Virginia Emigrants to Liberia

John Day, Jr.: Missionary to the Interior

Marie Tyler-McGraw

May 1, 2008

Baptist Mission Station

African Americans in Liberia were frequently called "white men" by the West Africans whom they encountered. This was partly because many of them were mulatto, but also because they brought nineteenth-century American values to Africa with them. Many settlers seldom ventured far from the coastal towns and river settlements unless leading a militia force. African American missionaries, however, moved to be near the groups they hoped to convert to Christianity, and John Day, Jr. was remarkable among these, both for his dedication to the people of Grand Bassa and the story of his origins in Virginia. Day took himself to Grand Bassa to work closely among the Africans as a teacher and missionary for both the American and Southern Baptist Conventions. His decades among the Bassa increased his appreciation for them. Although he served in governmental positions, including a Supreme Court appointment, his chief work was with the Bassa people. Day set up a school called Day's Hope at Bexley.

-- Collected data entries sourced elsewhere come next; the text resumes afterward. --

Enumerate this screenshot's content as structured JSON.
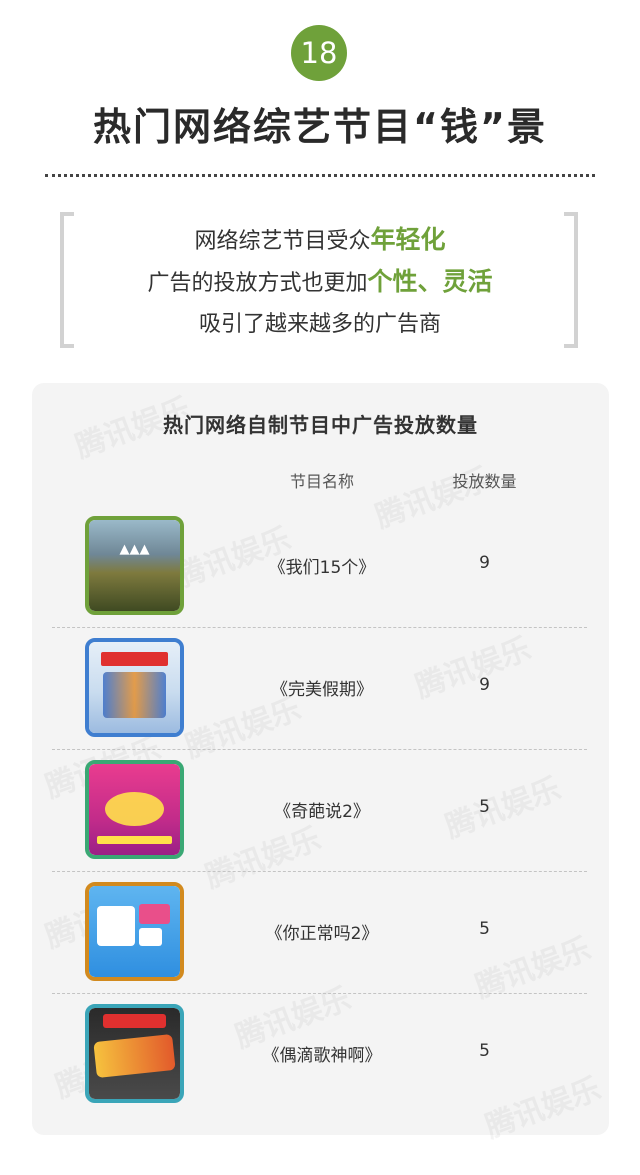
{
  "header": {
    "number": "18",
    "title": "热门网络综艺节目“钱”景"
  },
  "intro": {
    "line1_text": "网络综艺节目受众",
    "line1_highlight": "年轻化",
    "line2_text": "广告的投放方式也更加",
    "line2_highlight": "个性、灵活",
    "line3_text": "吸引了越来越多的广告商"
  },
  "table": {
    "title": "热门网络自制节目中广告投放数量",
    "columns": [
      "节目名称",
      "投放数量"
    ],
    "rows": [
      {
        "name": "《我们15个》",
        "count": "9",
        "thumb_border": "#6fa13a"
      },
      {
        "name": "《完美假期》",
        "count": "9",
        "thumb_border": "#3f7ed0"
      },
      {
        "name": "《奇葩说2》",
        "count": "5",
        "thumb_border": "#3aa874"
      },
      {
        "name": "《你正常吗2》",
        "count": "5",
        "thumb_border": "#d28a1e"
      },
      {
        "name": "《偶滴歌神啊》",
        "count": "5",
        "thumb_border": "#3aa5b8"
      }
    ]
  },
  "watermark": "腾讯娱乐",
  "colors": {
    "accent_green": "#6fa13a",
    "card_bg": "#f4f4f4"
  }
}
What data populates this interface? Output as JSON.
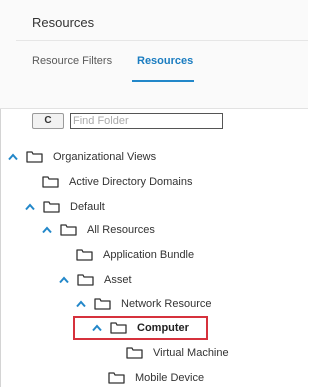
{
  "panel": {
    "title": "Resources"
  },
  "tabs": [
    {
      "label": "Resource Filters",
      "active": false
    },
    {
      "label": "Resources",
      "active": true
    }
  ],
  "toolbar": {
    "refresh_icon": "refresh-icon",
    "refresh_glyph": "C"
  },
  "search": {
    "placeholder": "Find Folder",
    "value": ""
  },
  "tree": [
    {
      "label": "Organizational Views",
      "expanded": true,
      "depth": 0
    },
    {
      "label": "Active Directory Domains",
      "expanded": false,
      "depth": 1
    },
    {
      "label": "Default",
      "expanded": true,
      "depth": 1
    },
    {
      "label": "All Resources",
      "expanded": true,
      "depth": 2
    },
    {
      "label": "Application Bundle",
      "expanded": false,
      "depth": 3
    },
    {
      "label": "Asset",
      "expanded": true,
      "depth": 3
    },
    {
      "label": "Network Resource",
      "expanded": true,
      "depth": 4
    },
    {
      "label": "Computer",
      "expanded": true,
      "depth": 5,
      "selected": true
    },
    {
      "label": "Virtual Machine",
      "expanded": false,
      "depth": 6
    },
    {
      "label": "Mobile Device",
      "expanded": false,
      "depth": 5
    }
  ],
  "colors": {
    "accent": "#1a7cc0",
    "chevron": "#2287c9",
    "highlight": "#d6313c"
  }
}
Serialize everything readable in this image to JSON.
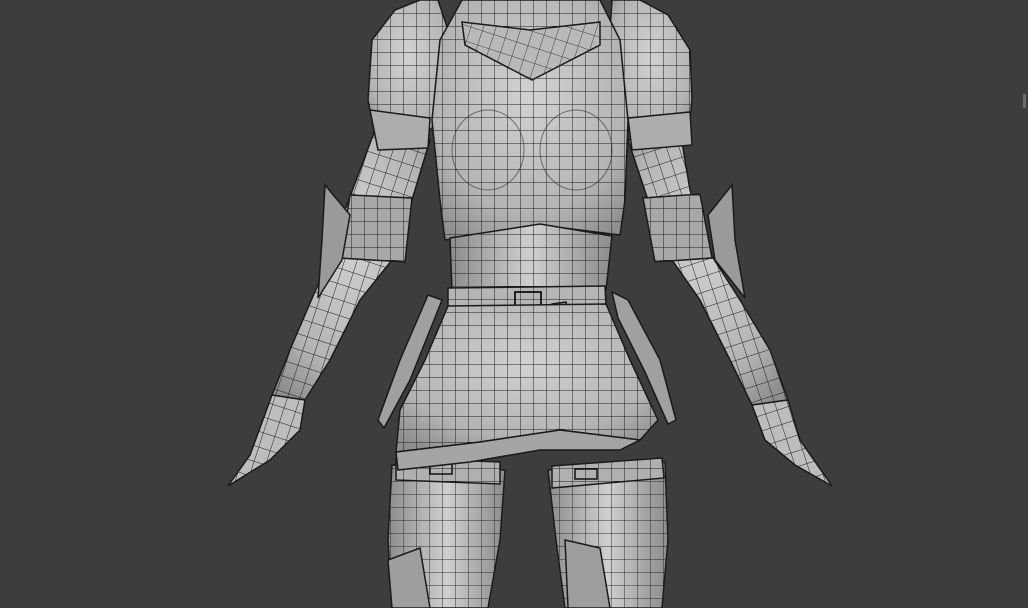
{
  "viewport": {
    "background": "#3d3d3d",
    "shading": "solid-with-wireframe",
    "model_fill": "#bdbdbd",
    "wire_color": "#1c1c1c"
  }
}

John Day, Jr., a Baptist minister, was born in Hicks Ford [now Emporia], Virginia, in 1797 into a family of free blacks. The Days had a family story, perhaps embellished, that was a variant on the many multiracial unions that created Virginia's early free mulatto class. He described his father as "the illegitimate grandson of an R. Day of S. Carolina whose daughter humbled herself to her coach driver" and was sent to Virginia to have the child. He noted that the woman left money for the child's education. Day added, "My mother [Mourning Stewart] was the daughter of a colored man of Dinwiddie County Virginia whose name was Thomas Stewart, a medical doctor, but whence he obtained his education in that profession, I know not."1 John Day's grandfather, Thomas Stewart, owned a large Dinwiddie County plantation. In his will, he freed at least 17 slaves [see http://www.usu.edu/history/faculty/nicholls/manumissions]. But the 17th and 18th century Virginia that gave rise to such mixed families began to end even before the Revolution as enslaved Africans lost legal status compared to indentured whites.

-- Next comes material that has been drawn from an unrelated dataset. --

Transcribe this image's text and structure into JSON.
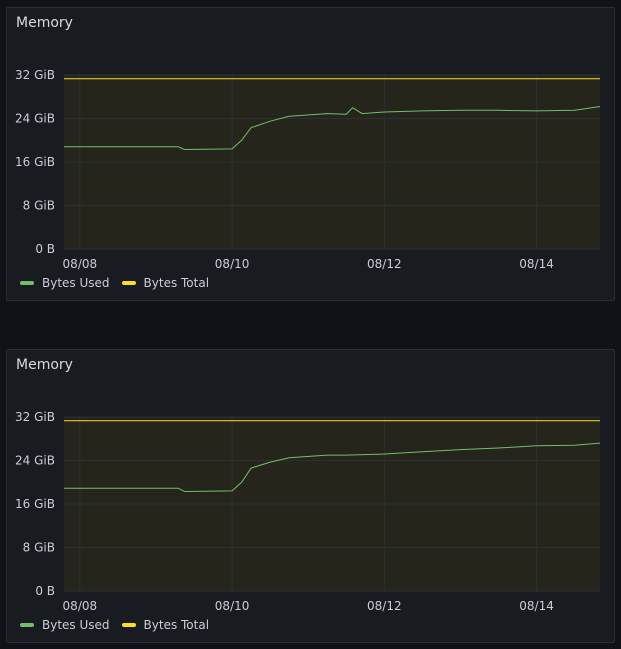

The elder John Day, a skilled cabinetmaker, saw his status decline and he fell back among the common lot of free blacks. The father took to drink, lost his business and property and left the state. He left behind John Day, Jr., who had been schooled and socialized with his white age mates, to work off his father's debts. A brother, Thomas Day, became a legendary cabinetmaker in North Carolina, and John Day, Jr., became a Baptist minister. He felt his calling to be a missionary in Haiti. But he received little or no support from Virginia Baptists in this endeavor and turned his attention to Liberia, leaving Hicks Ford, Virginia for that colony in 1830. His wife, Polly Wickham, and their four children died soon after the family arrived in Liberia. A generation later, in 1854, he wrote an open letter to free blacks in America saying, "I have noticed the prohibitory and oppressive laws enacted in many of the states in regard to you, I have wept and wondered whether every manly aspiration of soul had been crushed in the colored man, or does he pander to the notion that he belongs to an inferior race?"2 Until his death, John Day continued to believe that Liberia offered more opportunity for free black families than did the United States, and that one of those opportunities was for Christianizing Africa.